Keywords: Travel, Stories, Librarians, Languages, Barter
Review: I love the yearning feel that the story carries, the sense of excitement that Medea brings to experiencing the world. And the rather complex and often difficult way that it impacts her, that it leads her, that she struggles with that. Because at first she’s led out into the world thinking of it like an adventure, like a bit of magic, only to find that the experiences don’t really hold up to her anticipation. That when she’s interested only in doing things she misses out on listening to and interacting with people. And it’s the people, more than the physical places, that interest her. She wants their stories, and over time she gets better at knowing how to go about really doing what she wants. Which doesn’t involve as much physical travel, but rather becomes about curating the books that allow her to go anywhere she wants to go, to experience that magic over and over again, until she runs out and needs to move on. And it then becomes less about following the man who found her in her lonely home and becomes more about finding fulfillment in herself and through her work, through the people that she meets and is enriched by. And I like that it’s something that she never has to give up, that regardless of age and wealth, stories are available and accessible, and she follows them just as eagerly when she’s old as when she’s young, capturing them, recording them, and then letting them free again. A great read!
“Enchiridion of the Soltite” by Xue Xihe (6600 words)

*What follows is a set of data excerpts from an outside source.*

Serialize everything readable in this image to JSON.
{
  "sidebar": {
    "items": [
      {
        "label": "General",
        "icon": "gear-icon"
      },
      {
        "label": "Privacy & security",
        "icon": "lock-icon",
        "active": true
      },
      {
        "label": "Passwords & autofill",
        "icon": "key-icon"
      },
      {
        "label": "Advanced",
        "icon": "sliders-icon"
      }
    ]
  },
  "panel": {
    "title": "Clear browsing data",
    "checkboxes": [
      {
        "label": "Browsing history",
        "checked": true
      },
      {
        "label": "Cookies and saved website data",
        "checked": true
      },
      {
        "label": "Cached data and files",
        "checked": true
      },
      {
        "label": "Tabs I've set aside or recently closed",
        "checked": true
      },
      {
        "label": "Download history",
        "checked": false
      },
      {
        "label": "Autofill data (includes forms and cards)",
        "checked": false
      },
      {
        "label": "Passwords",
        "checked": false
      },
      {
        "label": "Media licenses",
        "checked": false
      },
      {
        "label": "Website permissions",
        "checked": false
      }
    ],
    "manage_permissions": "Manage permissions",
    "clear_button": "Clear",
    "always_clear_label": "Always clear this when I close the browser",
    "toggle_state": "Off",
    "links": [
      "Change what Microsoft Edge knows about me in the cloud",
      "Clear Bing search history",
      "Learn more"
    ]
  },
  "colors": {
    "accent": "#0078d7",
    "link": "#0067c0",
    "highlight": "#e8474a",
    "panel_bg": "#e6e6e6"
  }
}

No Spoilers: At a time when an authoritarian and xenophobic ruler has come to power, the religion/way of life of Soltitism is under attack. And this story, framed as a seditious pamphlet detailing the tenets of the faith as well as being just a handy guide to a realm that used to be much more open, is a rather brilliant push back against closed borders and closed minds. It’s organized to be user friendly, to be a resource, and it does do a great job of being a bit of history, a bit of a tour guide, and a bit of a companion for those looking to travel through this realm of Yon. Richly imagined and described, the story breathes life into a world and its people, painting a scene all too familiar where a new authority tries to solidify itself by attacking the institutions that keep people free and thinking.
Keywords: Maps, Mazes, Pamphlets, Religion, Resistance
Review: I just love the construction of the story and the narrative it builds through the voice of the narrator, who acts as guide for both the travelers inside the world of the story, and for us, the tourists visiting from outside. And that’s just such a delightful detail, that we are brought into the world through this meta angle that the story even acknowledges, showing that stories are vehicles for journeys as well, and very much in keeping with the teaching of Solt and Ponya. And the idea of a seditious pamphlet is great too, the act of reading it an act of rebellion against tyrants and anyone who would seek to close borders, to try and rob people from the richness of the cultures and peoples of the world. Of all worlds, even the fictional ones, as actual censorship and book bannings and burnings are no less robberies. Of places that people can no longer visit. Of all the history and the joys that can be found there, all the things to learn and experience. The world described in the story, the realm of Yon, is vibrant and mysterious and carries such depth to it that the lack of a central plot isn’t for me an issue at all. The point is to convey the situation and the world, to show the sense of urgency, the loss and the cost of policies that cage people, that keep them from the boundless horizons out there. It’s a story that makes me want to see more, to journey further, to really step into Yon and see its wonders. And it’s a story that makes me want to pay more attention to the possibilities all around me, and to push all the harder for the opening of borders and the opening of cell doors. It’s a fantastic piece, and just a perfect way to close out the issue!